I sit in my kitchen counter where in front of me, is a luscious looking 2L bottle of coke (not diet, not coke zero, but real, amazing, original, sweet, fizzy coke - FRESH from the fridge, to boot!). I focus on my laptop's entertainment, keeping my eyes on the screen.. occasionally letting my eye glance to the coke bottle - so guiltly, too - then quickly glance down to my keyboard...fumble with my fingers..and force myself to continue reading my blogs and sing with ke$ha* to block out my mind.

Then I start to let my head toy with the idea of taking a glass, filling it with ice, and pouring the coke into the glass.. I am now in sensory overload! I'm salivating like pavlov's dogs and my eyes at this point are fixated solely on the coke bottle.

Then I start rationalizing - I've done pretty good .. having only one glass of coke sometime last week. I can have just half a glass, it'll take care of the craving.

Then I get mad - good god, christine, get a hold of yourself, IT'S POP! I go get a glass of water and unfortunately (but expectedly) I am not satisfied - not even close!

Then I get an overwhelming sense of determination! I AM BETTER THAN YOU, YOU SUGAR FILLED CHEMICAL DRINK! I will overcome you!
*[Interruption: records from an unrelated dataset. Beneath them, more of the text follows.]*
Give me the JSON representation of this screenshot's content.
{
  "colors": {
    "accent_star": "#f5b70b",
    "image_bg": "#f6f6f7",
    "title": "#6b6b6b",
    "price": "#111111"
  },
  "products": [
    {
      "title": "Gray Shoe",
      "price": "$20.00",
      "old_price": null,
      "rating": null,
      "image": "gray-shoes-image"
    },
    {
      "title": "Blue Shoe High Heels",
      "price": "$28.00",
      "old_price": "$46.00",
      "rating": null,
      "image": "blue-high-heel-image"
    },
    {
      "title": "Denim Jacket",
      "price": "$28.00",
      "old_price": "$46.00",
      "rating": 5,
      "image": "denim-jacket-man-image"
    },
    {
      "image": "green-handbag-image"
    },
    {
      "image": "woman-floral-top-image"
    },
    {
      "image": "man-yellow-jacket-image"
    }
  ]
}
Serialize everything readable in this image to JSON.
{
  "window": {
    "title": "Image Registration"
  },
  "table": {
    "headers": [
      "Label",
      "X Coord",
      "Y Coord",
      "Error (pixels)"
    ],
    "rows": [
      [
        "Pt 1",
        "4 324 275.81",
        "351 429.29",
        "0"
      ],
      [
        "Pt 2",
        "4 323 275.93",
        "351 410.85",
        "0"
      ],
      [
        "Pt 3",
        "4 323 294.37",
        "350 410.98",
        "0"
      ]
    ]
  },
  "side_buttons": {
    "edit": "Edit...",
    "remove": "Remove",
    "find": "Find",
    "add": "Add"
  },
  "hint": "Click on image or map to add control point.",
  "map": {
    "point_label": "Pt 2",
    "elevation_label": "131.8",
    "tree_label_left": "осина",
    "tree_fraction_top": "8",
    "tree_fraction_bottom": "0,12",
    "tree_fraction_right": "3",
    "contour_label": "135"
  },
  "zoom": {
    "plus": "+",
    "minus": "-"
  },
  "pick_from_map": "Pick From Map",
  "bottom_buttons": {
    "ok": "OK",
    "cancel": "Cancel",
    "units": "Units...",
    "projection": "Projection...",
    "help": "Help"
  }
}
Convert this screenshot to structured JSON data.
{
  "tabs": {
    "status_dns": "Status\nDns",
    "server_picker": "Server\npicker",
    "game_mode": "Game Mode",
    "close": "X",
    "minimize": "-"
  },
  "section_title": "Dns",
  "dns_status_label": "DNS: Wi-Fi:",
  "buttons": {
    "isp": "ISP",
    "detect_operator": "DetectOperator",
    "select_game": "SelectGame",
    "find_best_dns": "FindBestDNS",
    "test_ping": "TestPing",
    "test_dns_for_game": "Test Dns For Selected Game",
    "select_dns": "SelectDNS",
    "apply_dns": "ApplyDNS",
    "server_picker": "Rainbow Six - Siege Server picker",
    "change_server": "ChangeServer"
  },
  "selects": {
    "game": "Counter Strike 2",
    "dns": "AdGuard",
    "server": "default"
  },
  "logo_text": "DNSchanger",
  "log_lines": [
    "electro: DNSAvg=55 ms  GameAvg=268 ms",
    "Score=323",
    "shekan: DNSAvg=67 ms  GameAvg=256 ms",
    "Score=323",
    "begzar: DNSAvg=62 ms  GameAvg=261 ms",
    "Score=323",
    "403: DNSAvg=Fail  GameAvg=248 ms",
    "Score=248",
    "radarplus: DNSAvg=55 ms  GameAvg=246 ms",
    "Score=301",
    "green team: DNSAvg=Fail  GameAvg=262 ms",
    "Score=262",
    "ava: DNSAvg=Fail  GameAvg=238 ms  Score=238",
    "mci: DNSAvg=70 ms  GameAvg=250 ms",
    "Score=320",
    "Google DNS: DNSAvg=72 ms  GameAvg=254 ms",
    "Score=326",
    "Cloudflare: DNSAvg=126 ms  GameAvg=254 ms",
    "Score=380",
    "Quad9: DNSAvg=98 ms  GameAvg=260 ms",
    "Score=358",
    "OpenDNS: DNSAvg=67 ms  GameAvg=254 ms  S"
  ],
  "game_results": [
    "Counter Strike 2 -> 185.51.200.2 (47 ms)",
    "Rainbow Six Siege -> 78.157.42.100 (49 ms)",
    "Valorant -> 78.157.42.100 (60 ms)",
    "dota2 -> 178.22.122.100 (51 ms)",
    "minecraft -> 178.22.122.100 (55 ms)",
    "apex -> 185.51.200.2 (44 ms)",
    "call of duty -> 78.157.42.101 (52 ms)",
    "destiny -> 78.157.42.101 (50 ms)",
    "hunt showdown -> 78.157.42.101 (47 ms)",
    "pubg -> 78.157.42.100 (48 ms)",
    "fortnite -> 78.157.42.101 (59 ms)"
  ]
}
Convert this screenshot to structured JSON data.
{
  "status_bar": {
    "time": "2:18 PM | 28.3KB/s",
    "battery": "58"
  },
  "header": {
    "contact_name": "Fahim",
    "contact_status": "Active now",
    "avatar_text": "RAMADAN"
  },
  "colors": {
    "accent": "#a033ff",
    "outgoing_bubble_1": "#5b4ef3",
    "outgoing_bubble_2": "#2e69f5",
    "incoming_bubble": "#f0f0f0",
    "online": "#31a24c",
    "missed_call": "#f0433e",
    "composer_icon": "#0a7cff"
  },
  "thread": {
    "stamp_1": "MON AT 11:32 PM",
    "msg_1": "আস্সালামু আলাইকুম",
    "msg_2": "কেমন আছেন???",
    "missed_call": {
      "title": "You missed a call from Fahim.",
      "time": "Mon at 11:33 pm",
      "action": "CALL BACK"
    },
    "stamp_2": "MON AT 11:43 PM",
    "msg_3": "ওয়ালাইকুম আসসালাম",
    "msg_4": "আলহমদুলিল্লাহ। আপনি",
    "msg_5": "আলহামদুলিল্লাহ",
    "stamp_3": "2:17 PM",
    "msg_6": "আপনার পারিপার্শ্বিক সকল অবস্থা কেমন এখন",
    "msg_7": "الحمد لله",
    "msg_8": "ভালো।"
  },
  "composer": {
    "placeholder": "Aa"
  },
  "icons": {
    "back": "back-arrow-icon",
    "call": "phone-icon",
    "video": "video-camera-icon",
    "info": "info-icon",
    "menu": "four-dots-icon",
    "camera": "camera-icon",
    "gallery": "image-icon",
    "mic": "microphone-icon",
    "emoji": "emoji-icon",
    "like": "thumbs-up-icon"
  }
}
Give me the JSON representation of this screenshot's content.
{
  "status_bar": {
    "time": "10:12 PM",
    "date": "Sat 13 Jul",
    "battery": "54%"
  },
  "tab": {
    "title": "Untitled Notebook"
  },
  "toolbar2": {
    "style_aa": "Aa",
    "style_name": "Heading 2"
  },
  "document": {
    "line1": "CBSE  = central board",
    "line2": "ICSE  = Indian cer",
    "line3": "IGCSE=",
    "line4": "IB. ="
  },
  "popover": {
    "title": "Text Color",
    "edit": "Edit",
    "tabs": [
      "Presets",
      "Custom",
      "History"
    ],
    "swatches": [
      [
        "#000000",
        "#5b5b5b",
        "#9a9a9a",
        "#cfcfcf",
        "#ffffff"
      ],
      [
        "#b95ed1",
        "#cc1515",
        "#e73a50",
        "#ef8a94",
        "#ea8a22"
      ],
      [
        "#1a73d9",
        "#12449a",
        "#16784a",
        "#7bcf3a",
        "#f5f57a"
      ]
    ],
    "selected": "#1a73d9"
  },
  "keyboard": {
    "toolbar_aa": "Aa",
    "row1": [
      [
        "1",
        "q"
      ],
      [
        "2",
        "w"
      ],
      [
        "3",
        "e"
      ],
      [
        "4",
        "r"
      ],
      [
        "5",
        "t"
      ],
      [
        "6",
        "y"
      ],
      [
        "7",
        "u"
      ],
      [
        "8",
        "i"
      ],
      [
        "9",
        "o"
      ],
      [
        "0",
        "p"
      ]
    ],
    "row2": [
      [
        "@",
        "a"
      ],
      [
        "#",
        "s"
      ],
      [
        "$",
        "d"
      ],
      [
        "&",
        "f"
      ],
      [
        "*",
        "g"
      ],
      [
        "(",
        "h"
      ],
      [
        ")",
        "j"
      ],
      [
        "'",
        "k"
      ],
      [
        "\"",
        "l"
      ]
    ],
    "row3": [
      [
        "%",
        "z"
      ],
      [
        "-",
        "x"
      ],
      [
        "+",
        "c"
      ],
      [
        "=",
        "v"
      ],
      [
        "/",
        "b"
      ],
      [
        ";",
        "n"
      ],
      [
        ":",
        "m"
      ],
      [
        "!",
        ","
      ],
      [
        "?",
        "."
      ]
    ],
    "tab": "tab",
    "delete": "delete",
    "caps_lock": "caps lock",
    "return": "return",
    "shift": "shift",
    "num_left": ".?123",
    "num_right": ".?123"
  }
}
Just becuase you've been in my life since forever,doesn't mean I CAN'T CUT YOU OUT.

Then I say FUCK IT, open the bottle and poor me a full glass on the rocks. (very hastily as though someone is going to stop me**)


I drink it, enjoy it in the moment.. not thinking about anything but..

ahhh...

soo goood...

Then immediate regret (like the kind you get as you walk out of a store post- purchasing a ridiculous overpriced blouse for no real reason except the fact you have irrational 'needs' for apparel***)

Then writing a facebook note about this whole experience.. humorous NOW, definitely psychotic mind processing at the time.




SO CHEERS TO NEW YEARS RESOLUTIONS.

CHEERS also to falling off the bandwagon, because it's gonna happen.. AND

CHEERS to having the strength to hop right back on, because you sooo CAN!





*who, btw, is tied in my books with lady gaga these days! amazing!
**adrian wasn't around, so i was in the clear!
*** i promse this hasn't happened in the last year.